Während der Druckstoff trocknet, kann der Stoff schon einmal vorbereitet werden. Grundsätzlich sollte der Stoff vor dem Bedrucken einmal ohne Weichspüler durchgewaschen werden. Bei neuen Stoffen werden dadurch mögliche Schutzbeschichtungen entfernt, bei gebrauchten Stoffen werden Waschmittelrückstände und Fett-, Staub- oder Schmutzreste ausgewaschen. Das ist wichtig, weil sonst die Textilfarbe möglicherweise nicht richtig auf dem Stoff haftet. Nach dem Waschen und Trocknen sollte der Stoff außerdem glatt gebügelt werden.

Fürs Bedrucken wird der Stoff auf der Arbeitsfläche ausgebreitet. Bei T-Shirts, Hemden, Kissenhüllen und anderen Textilien, bei denen zwei Stofflagen übereinanderliegen, ist es ratsam, ein Stück Folie einzuschieben. Auf diese Weise wird verhindert, dass sich die Farbe auf die Rückseite durchdrückt. Um die Arbeitsfläche zu schützen, reicht Zeitungspapier aus.

 

  1. Schritt: drucken

Nachdem alles soweit vorbereitet ist, kann der Textildruck beginnen. Dafür werden die Schnüre zunächst mit etwas Wasser eingepinselt. Im feuchten Zustand nehmen sie die Farbe besser auf. Damit die Schnüre nicht zu nass sind, sollte der Druck dann ein paar Mal auf Küchenrolle gedrückt werden.

Nun werden die Schnüre mit der Stoffmalfarbe eingestrichen. Für ein buntes Motiv können natürlich auch mehrere Farben verwendet werden. Wichtig ist nur, nicht herumzutrödeln. Sonst besteht die Gefahr, dass die Farbe an einigen Stellen feuchter ist als an anderen. Das Ergebnis wäre ein ungleichmäßiges Druckbild. Der erste Abdruck sollte dann auf einem Stoffrest oder einem Stück Papier erfolgen. So lässt sich gut beurteilen, ob die Farbmenge ausreicht und mit wie viel Druck der Druckstempel auf den Stoff gepresst werden muss. Gefällt das Ergebnis, wird der Druckstock eingefärbt, auf den Stoff gelegt, gut angedrückt und vorsichtig wieder abgehoben.

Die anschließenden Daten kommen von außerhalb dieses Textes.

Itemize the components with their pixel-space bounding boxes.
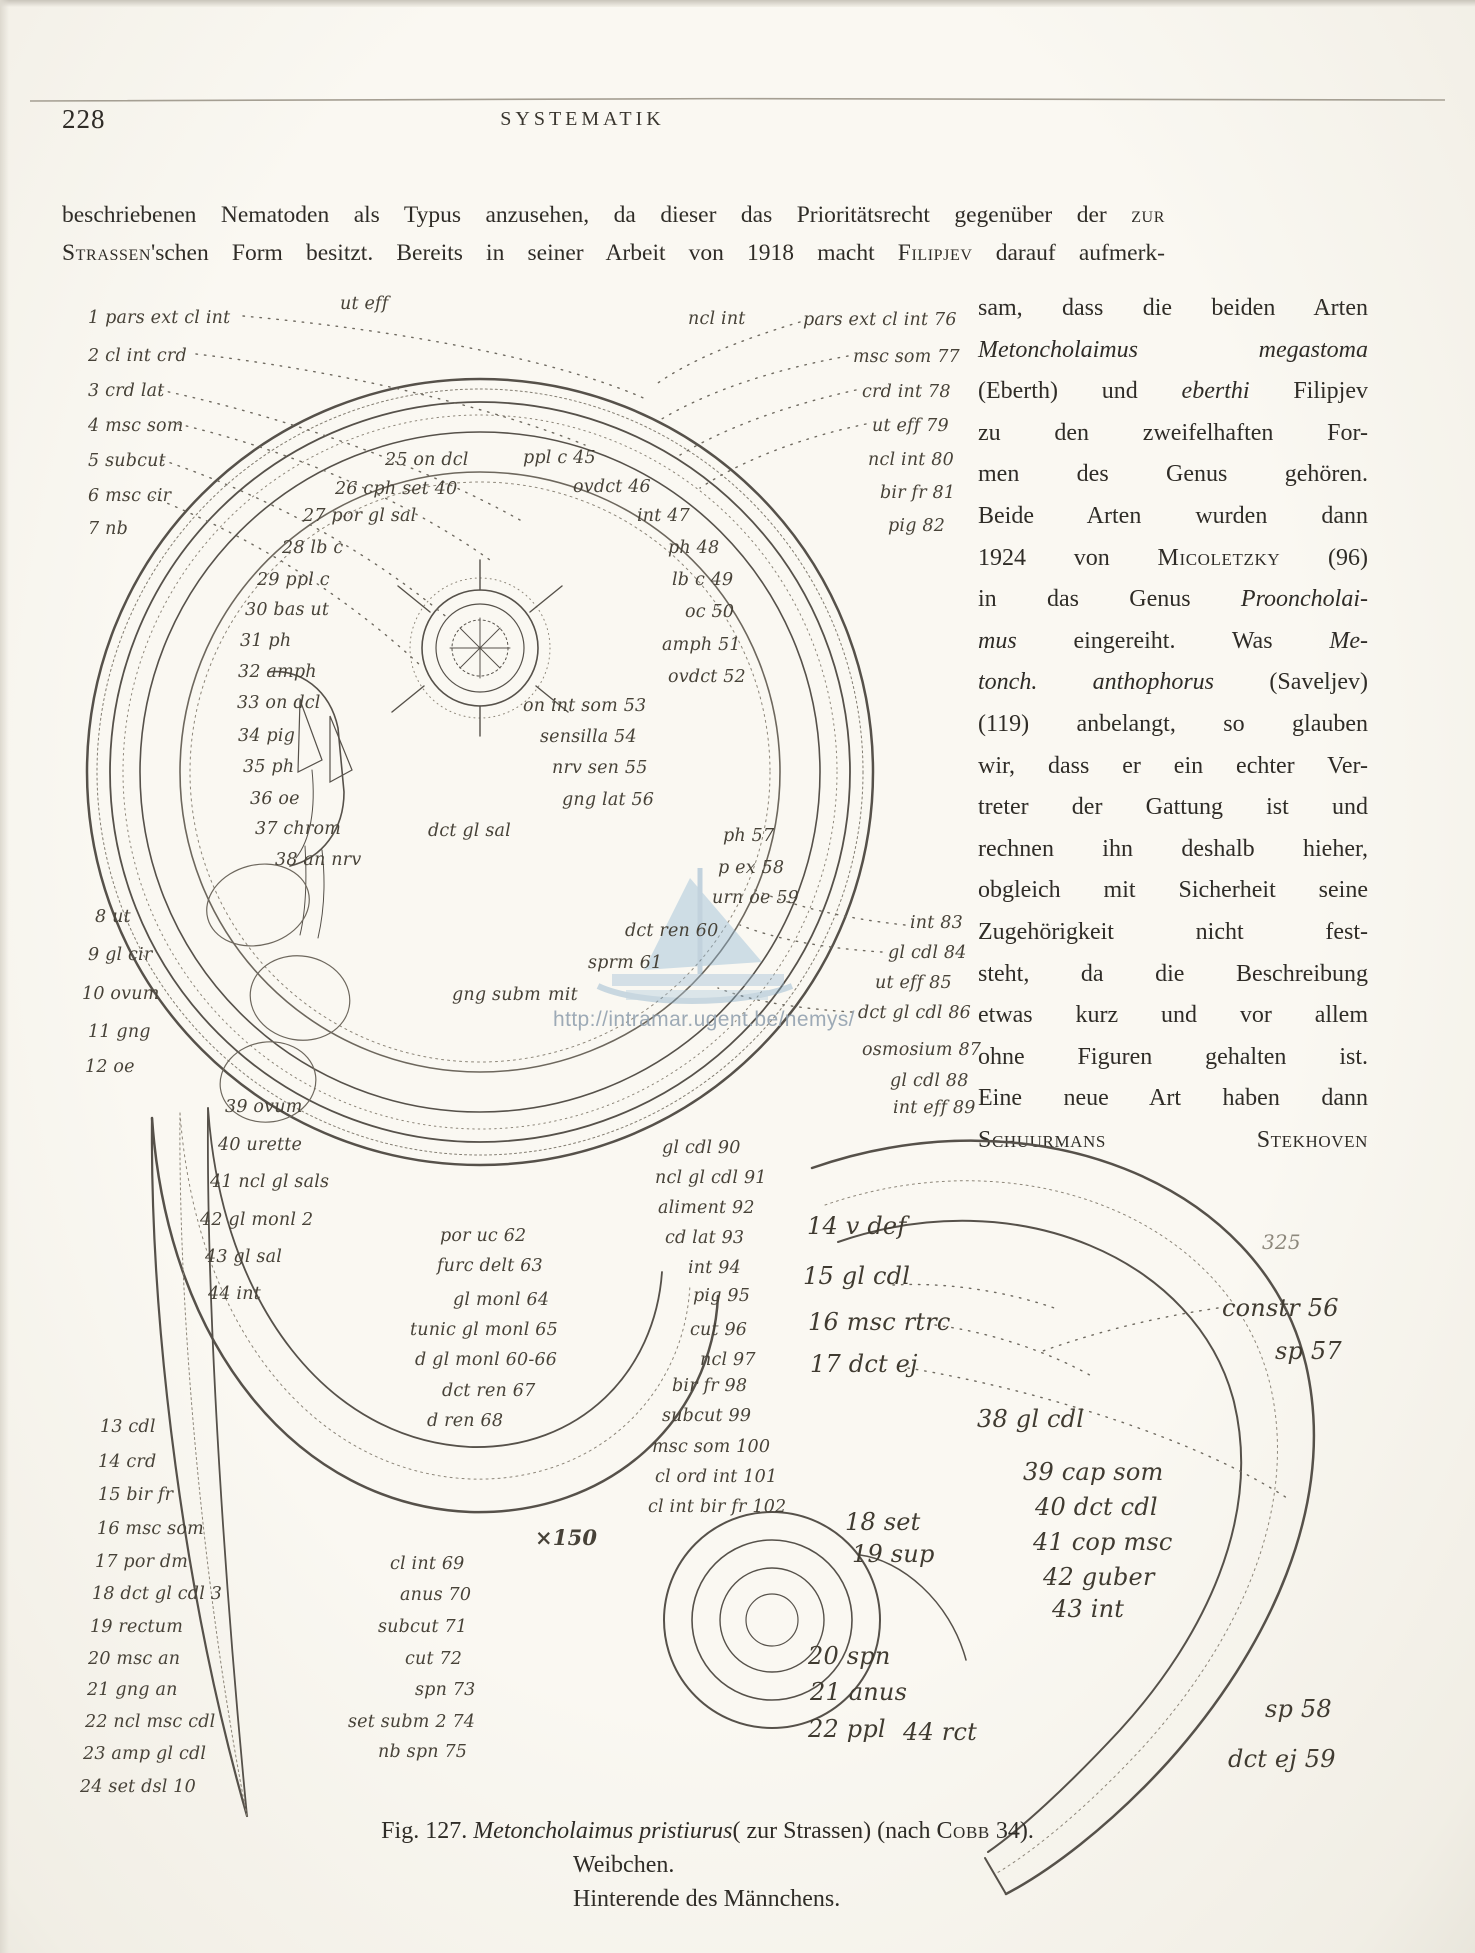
text-segment: Prooncholai- [1240, 586, 1368, 613]
figure-label: int 83 [910, 913, 963, 933]
figure-label: set subm 2 74 [348, 1712, 476, 1732]
figure-label: 5 subcut [88, 451, 166, 471]
figure-label: dct gl cdl 86 [858, 1003, 971, 1023]
figure-label: aliment 92 [658, 1198, 755, 1218]
figure-label: ×150 [535, 1525, 598, 1550]
figure-label: crd int 78 [862, 382, 951, 402]
text-segment: steht, da die Beschreibung [978, 960, 1368, 987]
figure-label: sp 57 [1275, 1337, 1342, 1365]
text-segment: in das Genus [978, 586, 1241, 613]
text-segment: Strassen [62, 240, 151, 266]
text-segment: treter der Gattung ist und [978, 794, 1368, 821]
text-segment: zur [1131, 202, 1165, 228]
figure-label: nb spn 75 [378, 1742, 468, 1762]
figure-label: ut eff [340, 294, 389, 314]
figure-label: ppl c 45 [523, 448, 596, 468]
figure-label: pig 95 [693, 1286, 751, 1306]
figure-label: bir fr 98 [672, 1376, 748, 1396]
figure-label: 32 amph [238, 662, 317, 682]
figure-label: 42 gl monl 2 [200, 1210, 314, 1230]
figure-label: p ex 58 [718, 858, 785, 878]
figure-label: 30 bas ut [245, 600, 330, 620]
figure-label: 14 crd [98, 1452, 157, 1472]
figure-label: 22 ncl msc cdl [85, 1712, 216, 1732]
figure-label: 3 crd lat [88, 381, 165, 401]
figure-label: 17 por dm [95, 1552, 189, 1572]
figure-label: 1 pars ext cl int [88, 308, 231, 328]
text-segment: ohne Figuren gehalten ist. [978, 1043, 1368, 1070]
figure-label: cut 96 [690, 1320, 748, 1340]
figure-label: 39 cap som [1023, 1458, 1164, 1486]
figure-label: ncl 97 [700, 1350, 756, 1370]
figure-label: ut eff 79 [872, 416, 949, 436]
text-segment: (119) anbelangt, so glauben [978, 710, 1368, 737]
figure-label: tunic gl monl 65 [410, 1320, 558, 1340]
figure-label: ph 48 [668, 538, 720, 558]
figure-label: 17 dct ej [810, 1350, 918, 1378]
figure-label: 16 msc rtrc [808, 1308, 951, 1336]
figure-label: ovdct 52 [668, 667, 746, 687]
figure-label: 31 ph [240, 631, 292, 651]
figure-label: gng subm [452, 985, 541, 1005]
figure-label: 37 chrom [255, 819, 341, 839]
text-segment: tonch. anthophorus [978, 669, 1215, 696]
figure-label: 16 msc som [97, 1519, 204, 1539]
figure-label: 11 gng [88, 1022, 151, 1042]
figure-label: 41 cop msc [1033, 1528, 1173, 1556]
figure-label: on int som 53 [523, 696, 647, 716]
figure-label: subcut 71 [378, 1617, 468, 1637]
figure-label: urn oe 59 [712, 888, 799, 908]
text-segment: sam, dass die beiden Arten [978, 295, 1368, 321]
text-segment: zu den zweifelhaften For- [978, 419, 1368, 446]
figure-label: anus 70 [400, 1585, 472, 1605]
figure-label: dct ren 60 [625, 921, 719, 941]
text-segment: Cobb [936, 1818, 990, 1844]
figure-label: cl int bir fr 102 [648, 1497, 787, 1517]
figure-label: gl monl 64 [453, 1290, 550, 1310]
figure-label: cl int 69 [390, 1554, 465, 1574]
figure-label: 28 lb c [282, 538, 344, 558]
figure-label: 44 int [208, 1284, 261, 1304]
figure-label: 43 gl sal [205, 1247, 283, 1267]
figure-label: sprm 61 [588, 953, 663, 973]
text-segment: 1924 von [978, 544, 1158, 571]
figure-label: 4 msc som [88, 416, 184, 436]
figure-label: gl cdl 84 [888, 943, 967, 963]
figure-label: 13 cdl [100, 1417, 156, 1437]
figure-label: 325 [1262, 1230, 1301, 1254]
figure-label: subcut 99 [662, 1406, 752, 1426]
text-segment: Micoletzky [1157, 544, 1281, 571]
figure-label: 40 urette [218, 1135, 303, 1155]
figure-label: 20 spn [808, 1642, 891, 1670]
figure-label: 10 ovum [82, 984, 160, 1004]
figure-label: 15 bir fr [98, 1485, 174, 1505]
figure-label: int eff 89 [893, 1098, 976, 1118]
figure-label: 2 cl int crd [88, 346, 187, 366]
text-segment: mus [978, 627, 1017, 654]
figure-label: furc delt 63 [437, 1256, 543, 1276]
figure-label: 38 gl cdl [977, 1405, 1085, 1433]
figure-label: ovdct 46 [573, 477, 651, 497]
figure-label: 6 msc cir [88, 486, 172, 506]
figure-label: 35 ph [243, 757, 295, 777]
figure-label: 18 dct gl cdl 3 [92, 1584, 223, 1604]
figure-label: 22 ppl [808, 1715, 886, 1743]
text-segment: Metoncholaimus megastoma [978, 336, 1368, 363]
figure-label: 14 v def [807, 1212, 907, 1240]
figure-label: cl ord int 101 [655, 1467, 778, 1487]
text-segment: Filipjev [1249, 378, 1368, 405]
text-segment: darauf aufmerk- [972, 240, 1165, 266]
figure-label: 29 ppl c [257, 570, 330, 590]
text-segment: Zugehörigkeit nicht fest- [978, 918, 1368, 945]
figure-label: 44 rct [903, 1718, 977, 1746]
figure-label: lb c 49 [672, 570, 734, 590]
figure-label: 26 cph set 40 [335, 479, 458, 499]
figure-caption-line3: Hinterende des Männchens. [573, 1886, 841, 1912]
figure-label: gl cdl 88 [890, 1071, 969, 1091]
text-segment: eberthi [1181, 378, 1250, 405]
figure-label: d ren 68 [427, 1411, 504, 1431]
figure-label: cd lat 93 [665, 1228, 745, 1248]
figure-label: ph 57 [723, 826, 775, 846]
figure-label: 24 set dsl 10 [80, 1777, 196, 1797]
figure-label: 21 gng an [87, 1680, 178, 1700]
figure-label: dct ej 59 [1228, 1745, 1336, 1773]
text-segment: rechnen ihn deshalb hieher, [978, 835, 1368, 862]
figure-label: pars ext cl int 76 [803, 310, 957, 330]
figure-label: ncl gl cdl 91 [655, 1168, 767, 1188]
figure-label: 39 ovum [225, 1097, 303, 1117]
figure-label: spn 73 [415, 1680, 476, 1700]
text-segment: beschriebenen Nematoden als Typus anzusehen, da dieser das Prioritätsrecht gegenüber der [62, 202, 1132, 228]
text-segment: 34). [989, 1818, 1034, 1844]
text-segment: Metoncholaimus pristiurus [473, 1818, 733, 1844]
figure-label: osmosium 87 [862, 1040, 982, 1060]
figure-label: 9 gl cir [88, 945, 153, 965]
text-segment: Me- [1329, 627, 1368, 654]
figure-label: amph 51 [662, 635, 741, 655]
figure-label: 34 pig [238, 726, 296, 746]
figure-label: msc som 77 [853, 347, 960, 367]
figure-label: int 94 [688, 1258, 741, 1278]
figure-label: 27 por gl sal [303, 506, 417, 526]
figure-label: 19 sup [852, 1540, 935, 1568]
text-segment: 'schen Form besitzt. Bereits in seiner Arbeit von 1918 macht [151, 240, 898, 266]
figure-label: sp 58 [1265, 1695, 1332, 1723]
text-segment: Schuurmans Stekhoven [978, 1126, 1368, 1153]
page-number: 228 [62, 104, 106, 134]
figure-label: 33 on dcl [237, 693, 321, 713]
figure-label: ncl int 80 [868, 450, 954, 470]
text-segment: (96) [1280, 544, 1368, 571]
text-segment: (Saveljev) [1214, 669, 1369, 696]
text-segment: men des Genus gehören. [978, 461, 1368, 488]
figure-label: 38 an nrv [275, 850, 362, 870]
figure-label: 8 ut [95, 907, 131, 927]
figure-label: int 47 [637, 506, 690, 526]
figure-label: 36 oe [250, 789, 300, 809]
figure-label: msc som 100 [652, 1437, 771, 1457]
figure-label: dct ren 67 [442, 1381, 536, 1401]
figure-label: 20 msc an [88, 1649, 181, 1669]
figure-label: 43 int [1052, 1595, 1125, 1623]
text-segment: etwas kurz und vor allem [978, 1002, 1368, 1029]
figure-label: 15 gl cdl [803, 1262, 911, 1290]
text-segment: obgleich mit Sicherheit seine [978, 877, 1368, 904]
figure-label: 7 nb [88, 519, 128, 539]
figure-label: mit [548, 985, 578, 1005]
figure-label: oc 50 [685, 602, 735, 622]
figure-label: pig 82 [888, 516, 946, 536]
figure-label: 19 rectum [90, 1617, 184, 1637]
figure-label: 25 on dcl [385, 450, 469, 470]
figure-label: constr 56 [1222, 1294, 1339, 1322]
figure-label: sensilla 54 [540, 727, 637, 747]
figure-label: bir fr 81 [880, 483, 956, 503]
watermark-url: http://intramar.ugent.be/nemys/ [553, 1008, 855, 1031]
figure-label: gl cdl 90 [662, 1138, 741, 1158]
text-segment: Filipjev [897, 240, 973, 266]
figure-label: nrv sen 55 [552, 758, 648, 778]
text-segment: (Eberth) und [978, 378, 1182, 405]
figure-label: 21 anus [810, 1678, 908, 1706]
text-segment: eingereiht. Was [1016, 627, 1330, 654]
running-header: SYSTEMATIK [500, 108, 665, 130]
figure-label: 18 set [845, 1508, 921, 1536]
text-segment: Fig. 127. [381, 1818, 474, 1844]
figure-label: cut 72 [405, 1649, 463, 1669]
figure-label: ncl int [688, 309, 746, 329]
figure-label: por uc 62 [440, 1226, 527, 1246]
text-segment: ( zur Strassen) (nach [732, 1818, 937, 1844]
figure-label: 40 dct cdl [1035, 1493, 1158, 1521]
figure-caption-line2: Weibchen. [573, 1852, 675, 1878]
figure-label: d gl monl 60-66 [415, 1350, 558, 1370]
figure-label: gng lat 56 [562, 790, 655, 810]
text-segment: Eine neue Art haben dann [978, 1085, 1368, 1112]
figure-label: ut eff 85 [875, 973, 952, 993]
figure-caption [255, 1818, 1160, 1845]
figure-label: dct gl sal [428, 821, 511, 841]
figure-label: 42 guber [1043, 1563, 1155, 1591]
figure-label: 23 amp gl cdl [83, 1744, 207, 1764]
text-segment: wir, dass er ein echter Ver- [978, 752, 1368, 779]
figure-label: 41 ncl gl sals [210, 1172, 330, 1192]
figure-label: 12 oe [85, 1057, 135, 1077]
text-segment: Beide Arten wurden dann [978, 502, 1368, 529]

Tipp: Soll der Druck etwas dezenter werden, kann der erste Abdruck auf einem Stoffrest erfolgen. Anschließend werden die Schnüre nicht mit Farbe, sondern mit wenig Wasser bestrichen. Wenn der Druckstock nun auf den Stoff gedrückt wird, ist die Farbe weniger intensiv und die Oberflächenstruktur der Schnüre kommt deutlicher zum Vorschein.

Zum Schluss muss die Farbe nur noch fixiert werden. Bei den meisten Stoffmalfarben erfolgt das durch Bügeln. Genaue Angaben finden sich aber auf der Verpackung. Fertig!